Ok. So, my next question is : If i would like to set a graphic of 3x3 pixel size, how can I set it properly if it overlaps two bytes? Of course, i could calculate the fraction which is in the first byte and set it, and calculate the fraction for the second byte and set it. But is there an easier way to do it? Would be nice if i could just set a word, and if the shift to e.g. the right side is big enough to show the graphic completely on the next byte, i would set the word on the next byte location. But this is not allowed it it is an odd number.....

[DanScott]

you could store your 3 pixel wide data in a low word of a data register, shifted to the pixel position

and then:

move.b d0,1(a0)
ror.w #8,d0
move.b d0,0(a0)

a0 can point to an odd address then

[deimos]

Quote:

Originally Posted by geldo79

Ok. So, my next question is : If i would like to set a graphic of 3x3 pixel size, how can I set it properly if it overlaps two bytes?
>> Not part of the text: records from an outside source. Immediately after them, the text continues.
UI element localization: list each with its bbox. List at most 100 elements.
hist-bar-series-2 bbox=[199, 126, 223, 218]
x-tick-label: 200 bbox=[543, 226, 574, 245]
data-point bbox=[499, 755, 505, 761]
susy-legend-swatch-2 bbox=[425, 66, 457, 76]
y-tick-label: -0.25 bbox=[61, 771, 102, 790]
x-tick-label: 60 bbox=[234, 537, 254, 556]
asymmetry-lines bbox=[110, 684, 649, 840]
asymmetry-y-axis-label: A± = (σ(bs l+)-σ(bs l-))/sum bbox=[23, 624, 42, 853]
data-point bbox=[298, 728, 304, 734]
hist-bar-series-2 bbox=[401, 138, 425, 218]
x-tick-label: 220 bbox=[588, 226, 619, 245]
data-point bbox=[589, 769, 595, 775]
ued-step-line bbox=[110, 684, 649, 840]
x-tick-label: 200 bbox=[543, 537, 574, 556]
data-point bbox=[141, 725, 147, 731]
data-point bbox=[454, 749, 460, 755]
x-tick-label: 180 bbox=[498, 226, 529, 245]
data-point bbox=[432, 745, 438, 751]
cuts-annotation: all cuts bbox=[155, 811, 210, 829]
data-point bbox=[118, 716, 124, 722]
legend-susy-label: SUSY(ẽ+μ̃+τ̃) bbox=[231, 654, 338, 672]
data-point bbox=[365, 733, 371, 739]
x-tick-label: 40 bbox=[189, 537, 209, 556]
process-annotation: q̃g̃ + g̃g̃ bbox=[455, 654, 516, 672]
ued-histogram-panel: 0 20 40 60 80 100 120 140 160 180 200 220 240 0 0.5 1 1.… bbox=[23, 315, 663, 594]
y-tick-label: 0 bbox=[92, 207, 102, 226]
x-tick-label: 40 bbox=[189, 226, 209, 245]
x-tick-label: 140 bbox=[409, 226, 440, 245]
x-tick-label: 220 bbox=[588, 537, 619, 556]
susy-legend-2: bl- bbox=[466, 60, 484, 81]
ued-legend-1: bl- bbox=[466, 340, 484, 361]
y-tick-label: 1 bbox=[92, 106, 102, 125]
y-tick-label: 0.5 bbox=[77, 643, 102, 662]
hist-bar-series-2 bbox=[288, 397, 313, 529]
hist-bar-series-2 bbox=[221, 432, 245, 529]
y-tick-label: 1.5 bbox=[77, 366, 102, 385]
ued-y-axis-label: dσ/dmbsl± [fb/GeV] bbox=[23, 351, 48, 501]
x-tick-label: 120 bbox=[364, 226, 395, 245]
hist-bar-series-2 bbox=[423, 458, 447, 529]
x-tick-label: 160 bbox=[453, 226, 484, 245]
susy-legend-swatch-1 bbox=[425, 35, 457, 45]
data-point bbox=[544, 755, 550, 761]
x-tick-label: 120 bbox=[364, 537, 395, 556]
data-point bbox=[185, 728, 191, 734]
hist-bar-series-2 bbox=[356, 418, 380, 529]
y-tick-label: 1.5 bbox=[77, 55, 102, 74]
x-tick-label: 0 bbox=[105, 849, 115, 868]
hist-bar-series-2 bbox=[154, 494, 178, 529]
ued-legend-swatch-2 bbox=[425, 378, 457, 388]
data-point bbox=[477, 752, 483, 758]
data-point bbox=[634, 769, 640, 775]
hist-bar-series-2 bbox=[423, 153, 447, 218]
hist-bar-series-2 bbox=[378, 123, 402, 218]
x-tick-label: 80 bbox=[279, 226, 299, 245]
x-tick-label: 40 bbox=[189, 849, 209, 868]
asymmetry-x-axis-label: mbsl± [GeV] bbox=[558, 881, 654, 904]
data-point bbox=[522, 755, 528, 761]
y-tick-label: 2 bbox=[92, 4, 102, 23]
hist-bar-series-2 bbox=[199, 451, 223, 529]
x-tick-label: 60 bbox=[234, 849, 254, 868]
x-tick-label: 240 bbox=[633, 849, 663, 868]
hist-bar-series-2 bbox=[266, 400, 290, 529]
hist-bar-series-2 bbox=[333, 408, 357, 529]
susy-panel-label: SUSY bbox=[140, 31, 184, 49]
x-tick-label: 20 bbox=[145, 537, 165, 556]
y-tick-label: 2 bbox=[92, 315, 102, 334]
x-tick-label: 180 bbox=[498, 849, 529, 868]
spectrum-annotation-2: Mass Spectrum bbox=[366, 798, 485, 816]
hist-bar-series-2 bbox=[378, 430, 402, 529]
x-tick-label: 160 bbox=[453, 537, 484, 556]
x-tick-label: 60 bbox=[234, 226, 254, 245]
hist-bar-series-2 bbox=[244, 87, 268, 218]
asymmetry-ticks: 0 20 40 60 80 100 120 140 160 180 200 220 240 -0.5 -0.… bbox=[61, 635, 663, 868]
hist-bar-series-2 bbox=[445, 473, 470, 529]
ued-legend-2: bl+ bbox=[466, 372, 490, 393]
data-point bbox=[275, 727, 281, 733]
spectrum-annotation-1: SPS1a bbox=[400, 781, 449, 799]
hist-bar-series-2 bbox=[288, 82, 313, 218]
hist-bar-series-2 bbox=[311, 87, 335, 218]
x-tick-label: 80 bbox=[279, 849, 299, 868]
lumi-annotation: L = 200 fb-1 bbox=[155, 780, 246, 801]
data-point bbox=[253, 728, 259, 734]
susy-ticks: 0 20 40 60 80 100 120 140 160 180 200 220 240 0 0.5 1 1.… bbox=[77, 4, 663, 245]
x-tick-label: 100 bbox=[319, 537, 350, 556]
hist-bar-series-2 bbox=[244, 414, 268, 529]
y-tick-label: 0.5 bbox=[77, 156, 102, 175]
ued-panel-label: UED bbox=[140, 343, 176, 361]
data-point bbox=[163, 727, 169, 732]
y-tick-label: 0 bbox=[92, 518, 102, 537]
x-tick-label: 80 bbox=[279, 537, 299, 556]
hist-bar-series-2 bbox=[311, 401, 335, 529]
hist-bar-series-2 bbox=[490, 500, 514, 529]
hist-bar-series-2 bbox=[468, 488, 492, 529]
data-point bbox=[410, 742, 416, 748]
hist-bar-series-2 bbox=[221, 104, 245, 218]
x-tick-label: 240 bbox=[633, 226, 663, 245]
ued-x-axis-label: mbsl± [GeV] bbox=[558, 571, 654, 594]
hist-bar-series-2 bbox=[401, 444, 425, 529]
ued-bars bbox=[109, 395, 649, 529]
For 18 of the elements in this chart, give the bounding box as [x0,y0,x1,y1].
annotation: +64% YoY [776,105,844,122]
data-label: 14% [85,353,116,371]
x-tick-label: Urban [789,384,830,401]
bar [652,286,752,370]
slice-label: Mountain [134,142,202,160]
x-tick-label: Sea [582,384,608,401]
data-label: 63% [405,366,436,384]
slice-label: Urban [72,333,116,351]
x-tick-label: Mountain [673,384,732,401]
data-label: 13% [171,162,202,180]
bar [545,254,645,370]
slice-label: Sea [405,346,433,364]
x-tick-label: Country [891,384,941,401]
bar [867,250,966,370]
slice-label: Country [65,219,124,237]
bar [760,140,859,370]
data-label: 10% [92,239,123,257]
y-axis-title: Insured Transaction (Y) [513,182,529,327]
Of course, i could calculate the fraction which is in the first byte and set it, and calculate the fraction for the second byte and set it. But is there an easier way to do it? Would be nice if i could just set a word, and if the shift to e.g. the right side is big enough to show the graphic completely on the next byte, i would set the word on the next byte location. But this is not allowed it it is an odd number.....

You can do byte accesses to memory at any address. On a 68000 words accesses always need to be aligned to an even address. On 68020 or higher this restriction is lifted, but comes with a performance penalty (2 memory accesses). Access to memory is always according to the width of the bus. Probably oversimplified, but whatever.

No matter whether you access memory 8, 16, 32 bits at a time, you will have to account for your objects wrapping past the edge of your words. For such small objects I would consider pre-calculating the shifts across a word - there's only 16 of them, and only 2 of them involve overlapping into a second word.

Edit: You'd probably get some savings by making your objects 4x4, even if you never used that last pixel.

[geldo79]

I'll try to precalculate. But at the moment, I wonder if my project is possible on the amiga. I try to code some spacewar like game. My spaceship is a sprite....and it moves very smoothly. But now as i try to implement the shooting mechanism of the ship, it seems to be difficult to keep the game speed at the actual level. Problem is that every laser cannon bob (or at least graphic object...not sure if i will use the blitter or cpu) has to be updated concerning its position for every frame. Up to now, the cpu does not seem to be able to calculate everything in time. I use a bresenham algorithm to calculate the positions. And in order to be able to detect collisions, i do an update pixel by pixel. Otherwise i could increase or decrease x or y of the bob by a larger amount (depending on its speed), but then collision detection will be difficult. Its a bit frustrating at the moment.

[deimos]

Quote:

Originally Posted by geldo79

Up to now, the cpu does not seem to be able to calculate everything in time. I use a bresenham algorithm to calculate the positions. And in order to be able to detect collisions, i do an update pixel by pixel. Otherwise i could increase or decrease x or y of the bob by a larger amount (depending on its speed), but then collision detection will be difficult. Its a bit frustrating at the moment.

I think you should consider changing your approach, calculate positions, physics, collisions, etc. at whatever accuracy is needed and using line intersections, bounding boxes, etc. for efficiency, then convert to screen resolution to draw as a separate step.